For a minute the enormity of what Listen had just said didn’t sink in on Matt. “You knew that?” he said in amazement. “And you still like Dr. Rivas?”
Listen squatted next to Mirasol and stroked her hair as you might a dozing cat. “She’s really pretty when she’s asleep.”
Matt nodded. That thought had occurred to him, too. Awake, you noticed the eejit eyes and the utter passiveness. You couldn’t get past it. Asleep, you could see that she was outstandingly beautiful.
“Dr. Rivas told me about Mbongeni ages ago,” said Listen. “It was when the other Mbongeni was operated on.” She stopped stroking Mirasol’s hair and turned away. “People hate clones. They’re mean to them and say all kinds of nasty things about them. I was lucky because my original died before I was born, but Mbongeni wasn’t. Dr. Rivas said that it was right to keep him a happy baby, ’cause then he’d never know when people were insulting him. And he is happy. I play with him all the time, and I wish you’d let me go back there.”

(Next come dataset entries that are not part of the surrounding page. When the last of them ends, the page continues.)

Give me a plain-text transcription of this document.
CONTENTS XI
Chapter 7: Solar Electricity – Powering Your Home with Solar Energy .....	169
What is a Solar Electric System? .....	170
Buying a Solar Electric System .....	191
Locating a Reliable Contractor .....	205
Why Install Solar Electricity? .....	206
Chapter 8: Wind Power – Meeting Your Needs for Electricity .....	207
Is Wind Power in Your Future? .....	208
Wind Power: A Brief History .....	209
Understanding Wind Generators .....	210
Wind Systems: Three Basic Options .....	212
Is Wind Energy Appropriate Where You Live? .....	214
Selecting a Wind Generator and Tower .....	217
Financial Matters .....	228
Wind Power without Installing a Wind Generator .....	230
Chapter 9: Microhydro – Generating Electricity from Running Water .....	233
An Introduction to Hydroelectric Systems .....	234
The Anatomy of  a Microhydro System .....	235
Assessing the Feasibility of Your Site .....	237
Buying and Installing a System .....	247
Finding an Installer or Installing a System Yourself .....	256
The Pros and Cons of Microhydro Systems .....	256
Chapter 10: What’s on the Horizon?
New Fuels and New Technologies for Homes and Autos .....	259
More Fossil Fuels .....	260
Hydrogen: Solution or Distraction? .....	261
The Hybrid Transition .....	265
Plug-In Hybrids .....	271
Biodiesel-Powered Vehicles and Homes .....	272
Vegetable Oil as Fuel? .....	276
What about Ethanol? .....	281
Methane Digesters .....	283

“What other Mbongeni?” asked Matt.
Listen put her arms around her knees and squeezed her eyes shut. “Not telling.”
“There was another clone, wasn’t there? An older one.” Matt bent down and spoke directly into her face. Listen scooted around until her back was to him. “It’s no good keeping your eyes closed. I know what happened and so do you. Glass Eye Dabengwa came to the hospital and the other Mbongeni was operated on.”
“Didn’t see any Glass Eye Dabengwa. The other Mbongeni was sick. Dr. Rivas said so. He had a bad heart, and they had to take it out.”
The little girl was shaking, and so Matt held her. He rocked her back and forth, saying, “That’s all right. We won’t talk about it anymore.” He cursed the doctor for exposing her to things no child should know. He had a good idea where Listen’s night terrors came from. “I’m sorry I asked you the question. Let’s wake up Mirasol, and I’ll take you horseback riding.”